Sipping bourbon, then champagne, from cactus-etched highball glasses, which Evelyn would set on adobe coasters and into which she would stir raspberry cassis with papier-mache jalapeno-shaped stirrers, I would lie around, fantasizing about killing someone with an Allsop Racer ski pole, or I would stare at the antique weather vane that hung above one of the fireplaces, wondering wild-eyed if I could stab anyone with it, then I'd complain aloud, whether Evelyn was in the room or not, that we should have made reservations at Dick Loudon's Stratford Inn instead. Evelyn soon started talking only about spas and cosmetic surgery and then she hired a masseur, some scary faggot who lived down the road with a famous book publisher and who flirted openly with me.
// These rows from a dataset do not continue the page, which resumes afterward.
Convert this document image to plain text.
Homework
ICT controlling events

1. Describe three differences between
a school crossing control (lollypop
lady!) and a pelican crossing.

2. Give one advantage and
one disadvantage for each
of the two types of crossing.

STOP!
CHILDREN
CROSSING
Evelyn went back to the city three times that last week we were in the Hamptons, once for a manicure and a pedicure and a facial, the second time for a one-on-one training session at Stephanie Herman, and finally to meet with her astrologer.
"Why helicopter in?" I asked in a whisper.
"What do you want me to do?" she shrieked, popping another dietetic true into her mouth. "Rent a Volvo?"
While she was gone I would vomit - just to do it - into the rustic terra-cotta jars that lined the patio in front or I would drive into town with the scary masseur and collect razor blades. At night I'd place a faux-concrete and aluminum-wire sconce by Jerry Kott over Evelyn's head and since she'd be so knocked out on Halcion she wouldn't brush it off, and though I laughed at this, while the sconce rose evenly with her deep breathing, soon it made me sad and I stopped placing the sconce over Evelyn's head.
Everything failed to subdue me. Soon everything seemed dull: another sunrise, the lives of heroes, falling in love, war, the discoveries people made about each other. The only thing that didn't bore me, obviously enough, was how much money Tim Price made, and yet in its obviousness it did. There wasn't a clear, identifiable emotion within me, except for greed and, possibly, total disgust. I had all the characteristics of a human being - flesh, blood, skin, hair - but my depersonalization was so intense, had gone so deep, that the normal ability to feel compassion had been eradicated, the victim of a slow, purposeful erasure. I was simply imitating reality, a rough resemblance of a human being, with only a dim corner of my mind functioning. Something horrible was happening and yet I couldn't figure out why - I couldn't put my finger on it. The only thing that calmed me was the satisfying sound of ice being dropped into a glass of J&B. Eventually I drowned the chow, which Evelyn didn't miss; she didn't even notice its absence, not even when I threw it in the walk-in freezer, wrapped in one of her sweaters from Bergdorf Goodman. We had to leave the Hamptons because I would find myself standing over our bed in the hours before dawn, with an ice pick gripped in my fist, waiting for Evelyn to open her eyes. At my suggestion, one morning over breakfast, she agreed, and on the last Sunday before Labor Day we returned to Manhattan by helicopter.